Profissionais são responsáveis pela qualidade do som e da
imagem de quem frequenta as salas de exibição de BH.
Por Thaís Pacheco.
Marcelo Amâncio tem 54 anos, cinco filhos e está casado com
a segunda mulher. Nascido e criado em Belo Horizonte, estudou até o 6º ano do
ensino fundamental e tem um dom para eletrônica – conserta aparelhos do gênero
para amigos e clientes. Também tem um sistema de som, com caixas e picape, para
aluguel ou para que ele mesmo toque em festas.
Valdir Guimarães, de 62, é casado, tem dois filhos e um
hobby: cuidar das plantas que ficam na sua casa, um de seus lugares preferidos.
Chegou a BH vindo do município de Rio Vermelho, região do Serro, para tentar
uma vida melhor na capital como vendedor ambulante.
Edson Teixeira tem 39 e nasceu em Ferros, Minas Gerais.
Solteiro, quando não está no trabalho fica em sua casa no Bairro Riacho, em
Contagem, e gosta de ver TV e jogos de futebol.
Essas vidas completamente distintas se unem por uma paixão
em comum: o trabalho de projecionista de cinema. O mais novato dos três é
Edson, na profissão há 22 anos.

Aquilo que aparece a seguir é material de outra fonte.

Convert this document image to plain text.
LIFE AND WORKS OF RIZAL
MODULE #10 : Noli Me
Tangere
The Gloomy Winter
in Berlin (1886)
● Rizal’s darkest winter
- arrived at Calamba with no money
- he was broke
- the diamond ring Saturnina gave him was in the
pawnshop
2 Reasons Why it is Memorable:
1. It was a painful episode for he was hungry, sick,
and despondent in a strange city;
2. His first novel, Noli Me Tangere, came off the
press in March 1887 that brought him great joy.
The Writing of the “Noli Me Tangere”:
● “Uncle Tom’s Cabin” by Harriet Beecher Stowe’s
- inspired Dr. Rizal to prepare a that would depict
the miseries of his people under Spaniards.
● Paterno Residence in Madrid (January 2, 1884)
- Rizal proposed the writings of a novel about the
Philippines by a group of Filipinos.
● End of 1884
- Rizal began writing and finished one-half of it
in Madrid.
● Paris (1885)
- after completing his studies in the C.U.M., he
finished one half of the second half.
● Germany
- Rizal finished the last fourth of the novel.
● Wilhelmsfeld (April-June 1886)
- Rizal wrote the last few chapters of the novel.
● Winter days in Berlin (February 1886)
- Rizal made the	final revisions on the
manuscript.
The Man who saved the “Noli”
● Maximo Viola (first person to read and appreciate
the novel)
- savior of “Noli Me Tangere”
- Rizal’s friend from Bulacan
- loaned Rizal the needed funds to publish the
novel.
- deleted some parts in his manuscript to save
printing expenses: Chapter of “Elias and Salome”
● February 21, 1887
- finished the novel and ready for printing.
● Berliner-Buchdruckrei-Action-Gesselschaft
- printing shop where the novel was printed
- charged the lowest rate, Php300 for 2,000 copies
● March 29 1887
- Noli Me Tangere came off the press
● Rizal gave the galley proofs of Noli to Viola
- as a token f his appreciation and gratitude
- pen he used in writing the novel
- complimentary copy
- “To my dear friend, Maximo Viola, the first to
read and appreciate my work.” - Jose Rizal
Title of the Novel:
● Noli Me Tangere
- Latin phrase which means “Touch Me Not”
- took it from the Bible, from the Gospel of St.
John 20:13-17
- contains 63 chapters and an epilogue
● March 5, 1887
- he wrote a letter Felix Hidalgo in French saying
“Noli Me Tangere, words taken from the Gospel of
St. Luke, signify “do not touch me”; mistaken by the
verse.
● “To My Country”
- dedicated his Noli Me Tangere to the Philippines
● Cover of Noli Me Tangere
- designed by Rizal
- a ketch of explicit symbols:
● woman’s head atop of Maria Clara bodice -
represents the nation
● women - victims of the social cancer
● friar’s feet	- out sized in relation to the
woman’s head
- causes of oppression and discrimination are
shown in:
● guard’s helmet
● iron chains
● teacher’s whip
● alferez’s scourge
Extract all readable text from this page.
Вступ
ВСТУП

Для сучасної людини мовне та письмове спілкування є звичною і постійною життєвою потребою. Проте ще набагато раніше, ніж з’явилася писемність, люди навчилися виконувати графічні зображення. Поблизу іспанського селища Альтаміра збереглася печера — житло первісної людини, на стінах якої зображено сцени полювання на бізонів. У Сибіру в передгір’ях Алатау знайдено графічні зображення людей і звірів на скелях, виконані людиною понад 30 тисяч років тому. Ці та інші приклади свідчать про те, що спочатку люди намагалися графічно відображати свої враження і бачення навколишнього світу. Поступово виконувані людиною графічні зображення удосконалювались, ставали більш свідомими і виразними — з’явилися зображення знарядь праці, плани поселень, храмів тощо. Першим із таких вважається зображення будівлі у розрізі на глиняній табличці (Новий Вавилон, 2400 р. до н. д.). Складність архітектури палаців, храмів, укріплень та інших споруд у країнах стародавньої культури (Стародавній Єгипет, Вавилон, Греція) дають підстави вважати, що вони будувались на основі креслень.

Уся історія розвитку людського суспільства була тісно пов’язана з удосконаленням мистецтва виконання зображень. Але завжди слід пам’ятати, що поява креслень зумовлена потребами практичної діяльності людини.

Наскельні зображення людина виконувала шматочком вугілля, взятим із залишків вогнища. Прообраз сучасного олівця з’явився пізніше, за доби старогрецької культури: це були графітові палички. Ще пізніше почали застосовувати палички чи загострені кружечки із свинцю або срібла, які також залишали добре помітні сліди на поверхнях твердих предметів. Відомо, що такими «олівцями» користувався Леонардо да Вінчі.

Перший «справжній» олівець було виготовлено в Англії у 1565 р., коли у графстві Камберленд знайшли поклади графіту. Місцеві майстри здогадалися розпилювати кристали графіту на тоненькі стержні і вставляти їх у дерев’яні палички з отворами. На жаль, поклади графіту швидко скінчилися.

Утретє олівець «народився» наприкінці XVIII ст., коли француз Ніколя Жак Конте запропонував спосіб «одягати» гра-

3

Marcelo Amâncio está no ramo há 36 e Valdir há
34.
O motivo que os faz ficar tanto tempo no ofício é o mesmo, o
prazer do trabalho no cinema em função solitária, silenciosa e que requer
responsabilidade com a diversão alheia. Ofício, inclusive, pouco lembrado.
“Eles só se lembram que existimos quando nós menos queremos”, brinca Valdir,
com o fato de o público só olhar para a cabine de projeção quando há problemas
na tela.
Mas os motivos que os fizeram chegar até essa profissão são
distintos e curiosos. Marcelo é um apaixonado pela sétima arte. “Ali na Rua
Aarão Reis tinha o Edifício Central, com as companhias de filmes. Lá ficavam
Metro, Fox e outras, que faziam sessão para revisar filmes”, lembra o técnico,
sobre a necessidade de revisar filmes para cortar e consertar trechos
danificados. “Ficava catando aqueles pedacinhos e levava para casa para fazer
slide na parede, com lâmpada e lente de aumento. Até conhecer o Joaquim, um
amigo do bairro que me levou para aprender a fazer projeção no Cine Acaiaca”,
conta Marcelo, que entrou no cinema aos 18 anos e nunca mais saiu.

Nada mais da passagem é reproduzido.